Naturally, Brian Coyne doesn’t think he goes far enough…
I think you’re confusing etymology and meaning, David. “Lay” may well be derived from a Greek word meaning “people”, but it doesn’t follow that it means all people. The term is nearly always used to distinguish non-clerics from clerics, and I think it’s fair to say that that is its primary meaning. In fact, I don;t recall ever seeing it used to refer to the whole people of God.
As for the bit about clerics being a superior species, from a theological point of view this is of course nonsense. But if we are honest we have to admit that the church is to some extent affected by a culture of clericalism, in which the situation of clerics needs, and gets, more attention than the situation of others.

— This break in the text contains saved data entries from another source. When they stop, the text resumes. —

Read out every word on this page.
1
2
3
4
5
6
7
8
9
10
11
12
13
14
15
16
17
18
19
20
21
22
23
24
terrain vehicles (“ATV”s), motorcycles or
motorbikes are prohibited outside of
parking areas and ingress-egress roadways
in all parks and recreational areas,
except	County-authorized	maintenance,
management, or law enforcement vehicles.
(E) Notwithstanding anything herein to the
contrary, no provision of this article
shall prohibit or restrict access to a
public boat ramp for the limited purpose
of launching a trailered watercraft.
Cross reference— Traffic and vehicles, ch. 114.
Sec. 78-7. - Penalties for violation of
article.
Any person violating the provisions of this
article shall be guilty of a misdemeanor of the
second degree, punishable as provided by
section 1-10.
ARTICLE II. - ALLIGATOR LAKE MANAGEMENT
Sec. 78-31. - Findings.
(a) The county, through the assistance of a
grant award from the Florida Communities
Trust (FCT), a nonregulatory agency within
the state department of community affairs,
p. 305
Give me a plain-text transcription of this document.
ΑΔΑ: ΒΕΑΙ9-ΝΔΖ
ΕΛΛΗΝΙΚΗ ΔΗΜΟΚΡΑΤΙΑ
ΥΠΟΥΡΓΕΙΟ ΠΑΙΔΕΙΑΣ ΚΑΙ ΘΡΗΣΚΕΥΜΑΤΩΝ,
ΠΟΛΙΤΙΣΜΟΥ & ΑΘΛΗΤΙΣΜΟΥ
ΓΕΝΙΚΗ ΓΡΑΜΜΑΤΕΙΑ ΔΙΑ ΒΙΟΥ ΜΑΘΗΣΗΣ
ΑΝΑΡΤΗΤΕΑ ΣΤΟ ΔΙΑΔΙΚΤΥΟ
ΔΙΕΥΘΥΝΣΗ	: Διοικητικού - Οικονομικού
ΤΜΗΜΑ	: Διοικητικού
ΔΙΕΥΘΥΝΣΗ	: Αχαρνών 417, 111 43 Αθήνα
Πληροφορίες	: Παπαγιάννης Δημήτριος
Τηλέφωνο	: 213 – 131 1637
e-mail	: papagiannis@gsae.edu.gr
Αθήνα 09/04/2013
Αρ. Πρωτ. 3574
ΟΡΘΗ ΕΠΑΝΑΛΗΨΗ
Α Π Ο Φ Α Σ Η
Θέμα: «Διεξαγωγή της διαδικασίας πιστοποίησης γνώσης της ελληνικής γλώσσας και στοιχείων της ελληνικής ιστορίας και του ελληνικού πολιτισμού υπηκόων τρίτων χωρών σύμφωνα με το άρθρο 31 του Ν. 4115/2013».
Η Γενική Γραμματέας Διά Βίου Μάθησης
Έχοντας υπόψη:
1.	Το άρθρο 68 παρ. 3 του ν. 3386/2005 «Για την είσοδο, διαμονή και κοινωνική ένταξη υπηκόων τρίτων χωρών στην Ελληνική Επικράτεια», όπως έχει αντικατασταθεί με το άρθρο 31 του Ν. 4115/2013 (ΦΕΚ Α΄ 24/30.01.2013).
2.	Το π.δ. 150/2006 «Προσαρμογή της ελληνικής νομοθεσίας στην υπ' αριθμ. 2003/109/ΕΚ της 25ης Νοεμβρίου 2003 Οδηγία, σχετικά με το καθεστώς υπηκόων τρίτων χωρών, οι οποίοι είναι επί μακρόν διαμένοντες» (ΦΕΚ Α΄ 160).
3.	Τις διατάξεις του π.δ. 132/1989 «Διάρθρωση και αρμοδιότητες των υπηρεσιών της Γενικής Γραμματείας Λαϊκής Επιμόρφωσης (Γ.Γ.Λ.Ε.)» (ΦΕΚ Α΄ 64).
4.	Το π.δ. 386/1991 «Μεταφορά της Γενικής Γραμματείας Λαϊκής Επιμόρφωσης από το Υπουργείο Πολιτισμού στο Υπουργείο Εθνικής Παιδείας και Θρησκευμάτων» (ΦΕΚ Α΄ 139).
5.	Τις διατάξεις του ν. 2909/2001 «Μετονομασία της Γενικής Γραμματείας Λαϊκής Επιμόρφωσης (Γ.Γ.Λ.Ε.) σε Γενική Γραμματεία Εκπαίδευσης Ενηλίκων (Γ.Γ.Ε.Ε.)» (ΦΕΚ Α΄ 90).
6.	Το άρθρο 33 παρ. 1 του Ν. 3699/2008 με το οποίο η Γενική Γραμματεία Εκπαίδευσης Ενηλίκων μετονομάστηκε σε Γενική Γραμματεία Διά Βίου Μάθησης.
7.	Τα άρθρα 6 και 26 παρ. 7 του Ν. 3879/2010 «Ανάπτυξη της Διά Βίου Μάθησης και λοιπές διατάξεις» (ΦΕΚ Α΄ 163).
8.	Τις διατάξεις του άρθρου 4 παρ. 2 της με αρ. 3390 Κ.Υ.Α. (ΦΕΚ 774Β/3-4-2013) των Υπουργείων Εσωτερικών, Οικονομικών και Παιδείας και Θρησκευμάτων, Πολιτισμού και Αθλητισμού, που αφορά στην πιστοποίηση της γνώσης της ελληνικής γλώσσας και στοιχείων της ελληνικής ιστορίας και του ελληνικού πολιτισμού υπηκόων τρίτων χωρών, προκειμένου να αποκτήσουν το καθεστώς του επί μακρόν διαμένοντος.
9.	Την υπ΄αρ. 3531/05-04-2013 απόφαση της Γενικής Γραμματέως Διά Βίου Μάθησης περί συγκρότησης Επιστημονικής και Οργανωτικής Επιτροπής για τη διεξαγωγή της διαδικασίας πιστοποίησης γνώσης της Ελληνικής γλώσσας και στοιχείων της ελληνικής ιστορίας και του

An important dimension of the sex abuse crisis is the general inadequacy of the institutional response to the problem, the focus on the situation of the cleric, the provision of treatment and supervision for him, transferring him to a new position, etc, with relatively little thought apparently given to the situation of victims, and of potential future victims. I find it hard to believe that bishops as a class recognised that they had every bit as great an obligation to be a father to the victims of sexual abuse as they did to the abusers. What father would expose his children to such a danger? I think we have to name a culture of clericalism as having contributed to this problem. (Besides, it makes a change from blaming celibacy.)